CENTER FOR REGULATORY REASONABLENESS, PETITIONER v. ENVIRONMENTAL PROTECTION AGENCY, RESPONDENT
KAVANAUGH, Circuit Judge: As a general matter, the Clean Water Act prohibits discharge of pollutants into the Nation's waters except in accordance with a permit. The Environmental Protection Agency promulgates rules governing those permits. Some of the permitting rules apply to publicly owned water treatment facilities. In 2011, EPA issued policy letters that explained and arguably changed two EPA policies with respect to publicly owned water treatment facilities. A group representing the interests of municipalities then sued to challenge the new EPA policy letters in the Eighth Circuit. The group prevailed in the Eighth Circuit. See Iowa League of Cities v. EPA, 711 F.3d 844 (8th Cir. 2013).
Beginning in 2013, EPA made statements indicating that it would not acquiesce in or follow the Eighth Circuit's decision outside of that circuit. We will refer to those EPA statements collectively as “EPA's non-acquiescence statement.” In this Court, an industry group – the Center for Regulatory Reasonableness – then sued EPA. The Center raised multiple challenges to the non-acquiescence statement's legality, including claims that the non-acquiescence statement was itself a rule promulgated without proper notice and comment and in excess of the agency's statutory authority.
The key threshold question here is whether this Court has jurisdiction to hear this kind of challenge at this time. We do not. In general, district courts have jurisdiction to review final agency actions unless a statutory provision provides for direct review in a court of appeals. To be sure, the Clean Water Act authorizes direct court of appeals review of EPA-promulgated effluent or other limits on discharge of pollutants. 33 U.S.C. § 1369(b)(1)(E). We need not determine whether EPA's non-acquiescence statement constitutes a “promulgation” because EPA's non-acquiescence statement does not announce an effluent or other limit on discharge of pollutants. The non-acquiescence statement merely articulates how EPA will interpret the Eighth Circuit's decision. Therefore, to the extent the Center wants to directly challenge EPA's non-acquiescence statement, it must follow the usual path of suing in district court under the Administrative Procedure Act, assuming other reviewability criteria are satisfied. See 5 U.S.C. §§ 702-704; 28 U.S.C. § 1331.1
To the extent the Center seeks to directly challenge the 2011 policy letters, direct review of those letters in a court of appeals had to be sought within 120 days (as another petitioner did in the Eighth Circuit). See 33 U.S.C. § 1369(b)(1). The Center is well outside the 120-day window to directly challenge the 2011 policy letters in this Court. To the extent the Center believes EPA is violating the Eighth Circuit's mandate, it may of course try to seek mandamus or other appropriate relief in the Eighth Circuit. See 28 U.S.C. § 1651(a).

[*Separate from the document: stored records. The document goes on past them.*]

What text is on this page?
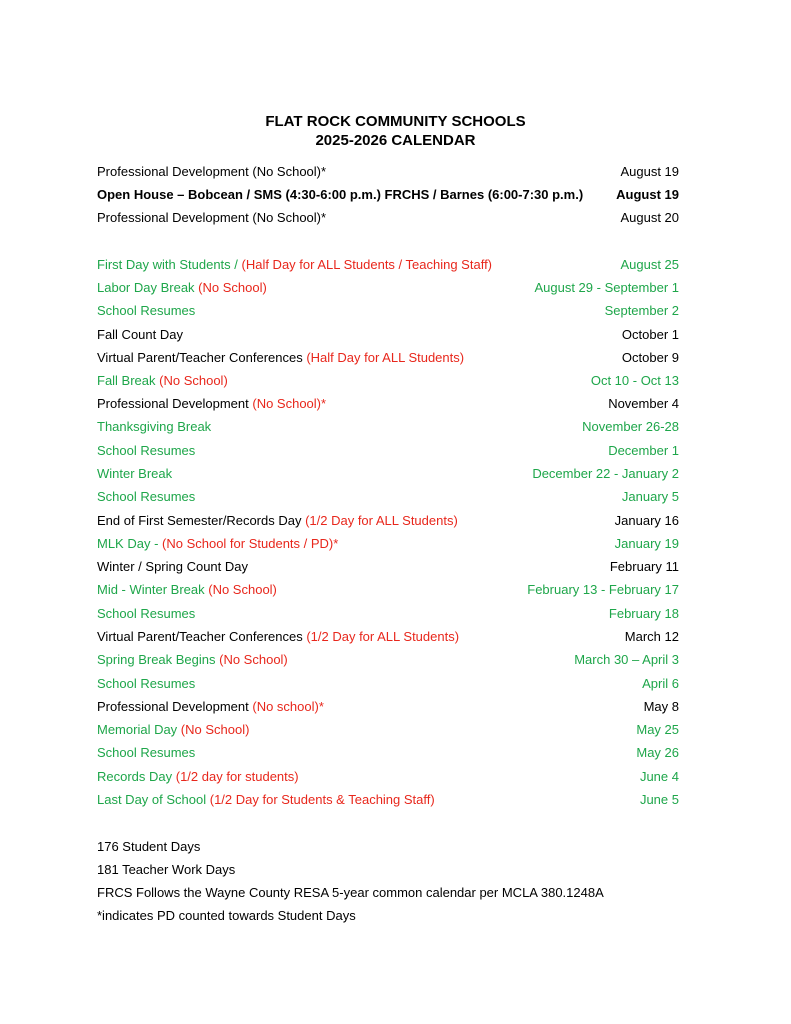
FLAT ROCK COMMUNITY SCHOOLS
2025-2026 CALENDAR
Professional Development (No School)*	August 19
Open House – Bobcean / SMS (4:30-6:00 p.m.) FRCHS / Barnes (6:00-7:30 p.m.)	August 19
Professional Development (No School)*	August 20
First Day with Students / (Half Day for ALL Students / Teaching Staff)	August 25
Labor Day Break (No School)	August 29 - September 1
School Resumes	September 2
Fall Count Day	October 1
Virtual Parent/Teacher Conferences (Half Day for ALL Students)	October 9
Fall Break (No School)	Oct 10 - Oct 13
Professional Development (No School)*	November 4
Thanksgiving Break	November 26-28
School Resumes	December 1
Winter Break	December 22 - January 2
School Resumes	January 5
End of First Semester/Records Day (1/2 Day for ALL Students)	January 16
MLK Day - (No School for Students / PD)*	January 19
Winter / Spring Count Day	February 11
Mid - Winter Break (No School)	February 13 - February 17
School Resumes	February 18
Virtual Parent/Teacher Conferences (1/2 Day for ALL Students)	March 12
Spring Break Begins (No School)	March 30 – April 3
School Resumes	April 6
Professional Development (No school)*	May 8
Memorial Day (No School)	May 25
School Resumes	May 26
Records Day (1/2 day for students)	June 4
Last Day of School (1/2 Day for Students & Teaching Staff)	June 5
176 Student Days
181 Teacher Work Days
FRCS Follows the Wayne County RESA 5-year common calendar per MCLA 380.1248A
*indicates PD counted towards Student Days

In sum, this Court lacks jurisdiction to directly review EPA's non-acquiescence statement. The petition for review is dismissed.
1. In determining jurisdiction, this Court generally will assume the merits as the plaintiff or petitioner pleads them, but that is not the approach we follow when, as here, “the merits of th[e] APA challenge are inextricably linked to our jurisdiction to hear that challenge.” Cement Kiln Recycling Coalition v. EPA, 493 F.3d 207, 226 (D.C. Cir. 2007).
Opinion for the Court filed by Circuit Judge KAVANAUGH.